1Abstract: There is a pressing need to develop novel therapeutic agents against new targets for chronic pain. The Tidgewell Lab uses cyanobacterial-derived natural products as the starting point for chronic neuropathic pain drug development by targeting receptors and other targets involved in pain. The Tidgewell lab works in the areas of natural products chemistry conducting isolation and structure elucidation work and combines that with medicinal and organic chemistry for the understanding and enhancement of these leads for physicochemical and biological effect. In this talk, you will hear about the background of natural products for developing our understanding of the brain as well as current work and projects using marine cyanobacterial natural products to understand and treat chronic pain.

 

Bio: Tidgewell grew up in southern California before heading east to earn his BS in Chemistry with a minor in Mathematics from Mercyhurst College (now University). He then joined the Prisinzano lab at the University of Iowa, where he earned his Ph.D. in 2007, working to develop non-addictive analgesics based on the plant hallucinogen Salvinorin A.

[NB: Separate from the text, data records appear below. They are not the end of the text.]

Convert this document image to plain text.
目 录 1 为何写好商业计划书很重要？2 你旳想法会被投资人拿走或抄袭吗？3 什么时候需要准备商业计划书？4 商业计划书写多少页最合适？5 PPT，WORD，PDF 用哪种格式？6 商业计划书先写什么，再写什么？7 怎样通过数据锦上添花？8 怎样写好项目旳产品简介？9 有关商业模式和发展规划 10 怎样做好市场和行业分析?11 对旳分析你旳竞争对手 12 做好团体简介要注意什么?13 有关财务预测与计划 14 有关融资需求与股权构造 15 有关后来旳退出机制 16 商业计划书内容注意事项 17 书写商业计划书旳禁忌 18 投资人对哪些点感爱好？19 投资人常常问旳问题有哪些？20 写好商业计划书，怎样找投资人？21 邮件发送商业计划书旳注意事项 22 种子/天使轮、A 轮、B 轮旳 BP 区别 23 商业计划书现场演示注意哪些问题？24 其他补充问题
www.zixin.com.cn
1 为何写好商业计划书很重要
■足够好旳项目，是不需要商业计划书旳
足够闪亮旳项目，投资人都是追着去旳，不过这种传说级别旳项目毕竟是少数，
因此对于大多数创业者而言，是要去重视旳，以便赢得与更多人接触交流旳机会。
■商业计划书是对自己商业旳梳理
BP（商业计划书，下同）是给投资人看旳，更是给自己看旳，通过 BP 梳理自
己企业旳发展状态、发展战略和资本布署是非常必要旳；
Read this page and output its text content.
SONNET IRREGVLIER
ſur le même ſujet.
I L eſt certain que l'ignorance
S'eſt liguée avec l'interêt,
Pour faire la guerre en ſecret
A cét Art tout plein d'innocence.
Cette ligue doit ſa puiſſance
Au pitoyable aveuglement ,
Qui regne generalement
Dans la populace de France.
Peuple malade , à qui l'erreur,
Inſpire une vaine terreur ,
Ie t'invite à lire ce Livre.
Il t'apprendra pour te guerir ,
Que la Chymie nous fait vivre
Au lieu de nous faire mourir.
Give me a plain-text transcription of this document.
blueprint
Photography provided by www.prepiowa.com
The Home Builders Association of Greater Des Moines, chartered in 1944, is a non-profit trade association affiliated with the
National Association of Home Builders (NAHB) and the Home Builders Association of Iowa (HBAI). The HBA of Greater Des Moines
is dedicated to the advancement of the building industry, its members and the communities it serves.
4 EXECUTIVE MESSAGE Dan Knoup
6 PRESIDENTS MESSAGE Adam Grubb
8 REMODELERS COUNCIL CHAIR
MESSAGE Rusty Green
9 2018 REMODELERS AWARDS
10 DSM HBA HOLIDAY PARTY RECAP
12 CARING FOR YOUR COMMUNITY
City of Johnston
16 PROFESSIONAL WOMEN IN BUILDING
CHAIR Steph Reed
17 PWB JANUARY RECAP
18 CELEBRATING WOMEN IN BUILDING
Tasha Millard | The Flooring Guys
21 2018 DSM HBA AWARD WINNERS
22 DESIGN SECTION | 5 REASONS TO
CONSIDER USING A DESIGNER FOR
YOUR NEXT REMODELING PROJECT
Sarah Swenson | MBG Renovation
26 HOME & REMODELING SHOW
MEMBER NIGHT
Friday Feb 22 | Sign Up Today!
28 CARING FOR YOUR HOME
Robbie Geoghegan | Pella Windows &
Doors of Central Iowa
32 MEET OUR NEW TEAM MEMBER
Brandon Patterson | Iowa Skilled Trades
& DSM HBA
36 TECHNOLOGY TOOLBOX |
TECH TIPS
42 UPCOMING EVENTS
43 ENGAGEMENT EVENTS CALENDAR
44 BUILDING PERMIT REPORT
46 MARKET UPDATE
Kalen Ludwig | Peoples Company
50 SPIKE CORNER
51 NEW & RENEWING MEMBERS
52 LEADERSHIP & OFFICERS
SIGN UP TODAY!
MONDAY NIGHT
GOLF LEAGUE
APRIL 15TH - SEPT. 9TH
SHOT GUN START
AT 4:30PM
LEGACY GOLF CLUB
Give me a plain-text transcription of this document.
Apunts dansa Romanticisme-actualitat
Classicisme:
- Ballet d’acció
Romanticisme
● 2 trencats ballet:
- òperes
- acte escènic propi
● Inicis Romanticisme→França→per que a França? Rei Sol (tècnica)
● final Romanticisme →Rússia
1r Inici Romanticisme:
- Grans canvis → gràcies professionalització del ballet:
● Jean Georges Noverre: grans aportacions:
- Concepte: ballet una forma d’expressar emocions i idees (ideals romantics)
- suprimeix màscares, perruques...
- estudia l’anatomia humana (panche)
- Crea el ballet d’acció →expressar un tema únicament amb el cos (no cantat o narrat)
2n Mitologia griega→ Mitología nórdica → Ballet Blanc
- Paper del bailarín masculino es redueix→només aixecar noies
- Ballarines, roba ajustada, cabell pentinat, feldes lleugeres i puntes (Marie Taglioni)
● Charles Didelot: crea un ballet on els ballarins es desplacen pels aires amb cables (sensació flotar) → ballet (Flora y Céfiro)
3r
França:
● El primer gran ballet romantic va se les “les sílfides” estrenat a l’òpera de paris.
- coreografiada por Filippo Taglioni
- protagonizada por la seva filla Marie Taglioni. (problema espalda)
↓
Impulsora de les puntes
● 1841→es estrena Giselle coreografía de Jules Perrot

Tidgewell returned to southern California for a Post-Doc in the Gerwick Lab at Scripps Institution of Oceanography and the University of California, San Diego. He spent two years working at SIO on cancer drug discovery from marine cyanobacteria before moving to Panama to work on Dr. Gerwick’s ICBG project at the Smithsonian Tropical Research Institute. Tidgewell spent just over two years working in Panama on neglected tropical diseases drug discovery from marine cyanobacteria before starting a faculty position at Duquesne University in 2012.

The Tidgewell lab moved to Kentucky in July of 2023, and the work focuses on combining marine natural products with synthetic, medicinal chemistry to discover and better understand novel compounds from marine cyanobacteria for CNS disorders.